In a small bowl, mix the balsamic vinegar, rosemary, brown sugar, ½ tsp. salt and ¼ tsp. pepper. Stir to dissolve the sugar and salt before adding the olive oil, mixing well. Divide the mixture into two bowls – you are going to use ½ (about ¼ cup) for marinating the onions and garlic and the other ½ for the chicken later.

Scatter the chopped red onions and garlic over the bottom of a metal or glass baking dish (10 x 15 x 2inches). Add the pancetta and add about 1/3 cup of your vinegar mixture, coating everything. Place the chicken pieces, skin side up on top of all and brush with the remaining vinegar mixture.
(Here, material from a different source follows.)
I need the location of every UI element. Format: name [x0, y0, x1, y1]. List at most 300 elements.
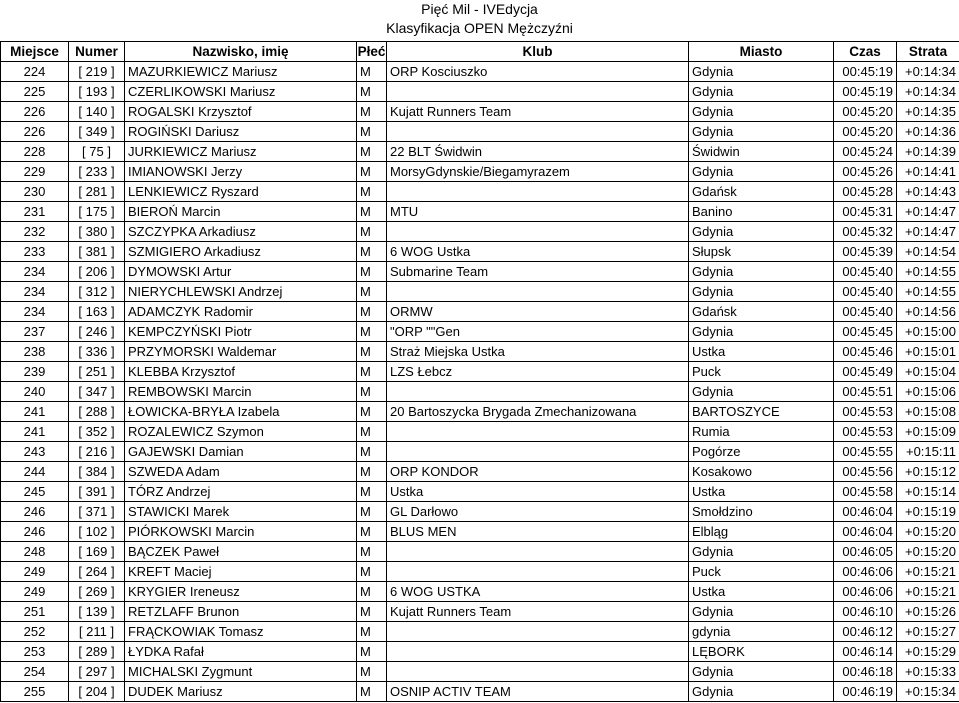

Roast for 30 minutes.

Meanwhile toss the zucchini and artichoke hearts with the reserved 2 T. of remaining vinegar mixture.

In a measuring cup combine the ½ cup wine with the remaining ¼ cup vinegar mixture. Remove the chicken from the oven and pour the wine and vinegar mixture around the chicken and then scatter the zucchini and artichoke hearts around the perimeter of the pan. Return the pan to the oven and continue to roast at 400 for 10 minutes before turning the oven down to 375 degrees for the remaining 25 minutes until the zucchini is tender and the chicken pieces are nicely browned and the thermometer registers 165, about another 30 minutes.

Remove from oven and with slotted spoon place the chicken, vegetables and pancetta on to a warmed platter. Cover with tin foil while you tilt the roasting pan and skim off oil on juices and then pour juice into a pitcher. If you want, you can add a bit of cornstarch or arrowroot to thicken your juice a bit before serving (have the sauce simmering in a small pot on stove and stir in slowly 1 T. cornstarch or arrowroot, dissolved in 3 T. cold water – stir well until the mixture has thickened slightly).